LLM-powered tools amplify developer capabilities rather than replacing them
How much of dev work is “just typing code”?
- Many argue the article overstates time spent on “how” (coding). They report most effort goes into understanding the domain, existing systems, and designing data structures and interfaces.
- Others counter that in some roles (frontend, consultancy, embedded) coding really is 80–90% of their day, especially when requirements and designs are handed down.
- Several stress that in real work the three “buckets” (why / what / how) form a tight feedback loop, not a waterfall; writing code reveals missing requirements and bad assumptions.
Planning, TDD, specs, and correctness
- Debate over how far you can/should design before coding: some advocate clear specs, tests, and even formal proofs; others say you only truly understand problems by “tinkering in code.”
- Skepticism toward strict TDD-as-dogma: unit tests often get thrown away as requirements change; many see more value in types, integration tests, and regression tests.
- Strong agreement that correctness lives in the real world and requirements, not in the code itself.
Where LLMs help – and where they don’t
- Broad consensus: LLMs are accelerators, not replacements.
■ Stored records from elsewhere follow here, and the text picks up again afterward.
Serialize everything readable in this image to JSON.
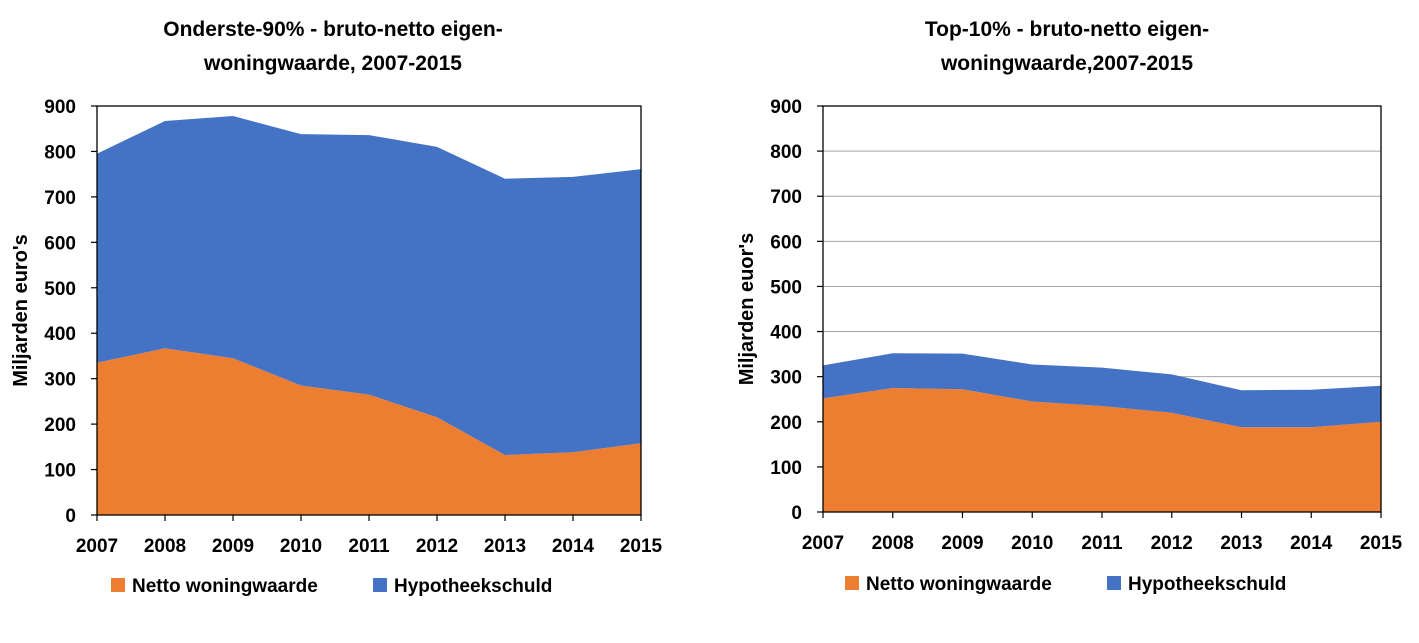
{
  "chart_data": [
    {
      "type": "area",
      "stacked": true,
      "title_lines": [
        "Onderste-90% - bruto-netto eigen-",
        "woningwaarde, 2007-2015"
      ],
      "xlabel": "",
      "ylabel": "Miljarden euro's",
      "x": [
        "2007",
        "2008",
        "2009",
        "2010",
        "2011",
        "2012",
        "2013",
        "2014",
        "2015"
      ],
      "ylim": [
        0,
        900
      ],
      "yticks": [
        0,
        100,
        200,
        300,
        400,
        500,
        600,
        700,
        800,
        900
      ],
      "grid": false,
      "legend_position": "bottom",
      "series": [
        {
          "name": "Netto woningwaarde",
          "color": "#ED7D31",
          "values": [
            335,
            367,
            345,
            285,
            265,
            215,
            132,
            138,
            158
          ]
        },
        {
          "name": "Hypotheekschuld",
          "color": "#4472C4",
          "values": [
            460,
            500,
            533,
            553,
            571,
            595,
            608,
            606,
            603
          ]
        }
      ]
    },
    {
      "type": "area",
      "stacked": true,
      "title_lines": [
        "Top-10% - bruto-netto eigen-",
        "woningwaarde,2007-2015"
      ],
      "xlabel": "",
      "ylabel": "Miljarden euor's",
      "x": [
        "2007",
        "2008",
        "2009",
        "2010",
        "2011",
        "2012",
        "2013",
        "2014",
        "2015"
      ],
      "ylim": [
        0,
        900
      ],
      "yticks": [
        0,
        100,
        200,
        300,
        400,
        500,
        600,
        700,
        800,
        900
      ],
      "grid": true,
      "legend_position": "bottom",
      "series": [
        {
          "name": "Netto woningwaarde",
          "color": "#ED7D31",
          "values": [
            252,
            275,
            272,
            245,
            235,
            220,
            188,
            188,
            200
          ]
        },
        {
          "name": "Hypotheekschuld",
          "color": "#4472C4",
          "values": [
            73,
            77,
            79,
            82,
            85,
            85,
            82,
            83,
            80
          ]
        }
      ]
    }
  ]
}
They’re strong at:
- Boilerplate, glue code, unfamiliar APIs/frameworks, translations (e.g., Java→TypeScript, pandas→polars).
- Explaining legacy/framework “inside baseball” and suggesting refactors or implementation plans.
- Weak spots repeatedly cited:
- Non-trivial architecture, data modeling, and trade-offs.
- Consistency across large codebases and long-lived refactors (context limits, drift).
- Subtle bugs, security issues, and maintaining quality tests.
Effective workflows vs “vibe coding”
- Many successful users keep LLMs in chat or “super autocomplete” mode, with human-in-the-loop copy/paste and code review, likening them to a fast junior dev.
- Letting an agent freely modify a codebase is widely described as producing messy, opaque, bug-prone systems.
- Some report 10–20–30% speedups and big reductions in procrastination; others find LLMs can be slower than just coding, especially in unfamiliar stacks or when you must read every line anyway.
Careers, juniors, and broader impact
- Experience is seen as more important, not less: only seasoned devs reliably spot LLM mistakes and design flaws.
- Concern that juniors relying on LLMs learn poorly and ship “vibe-coded” spaghetti.
- Disagreement on macro impact: some see AI as an excuse for layoffs; others see it mostly raising expectations and enabling more ambitious projects rather than reducing developer need.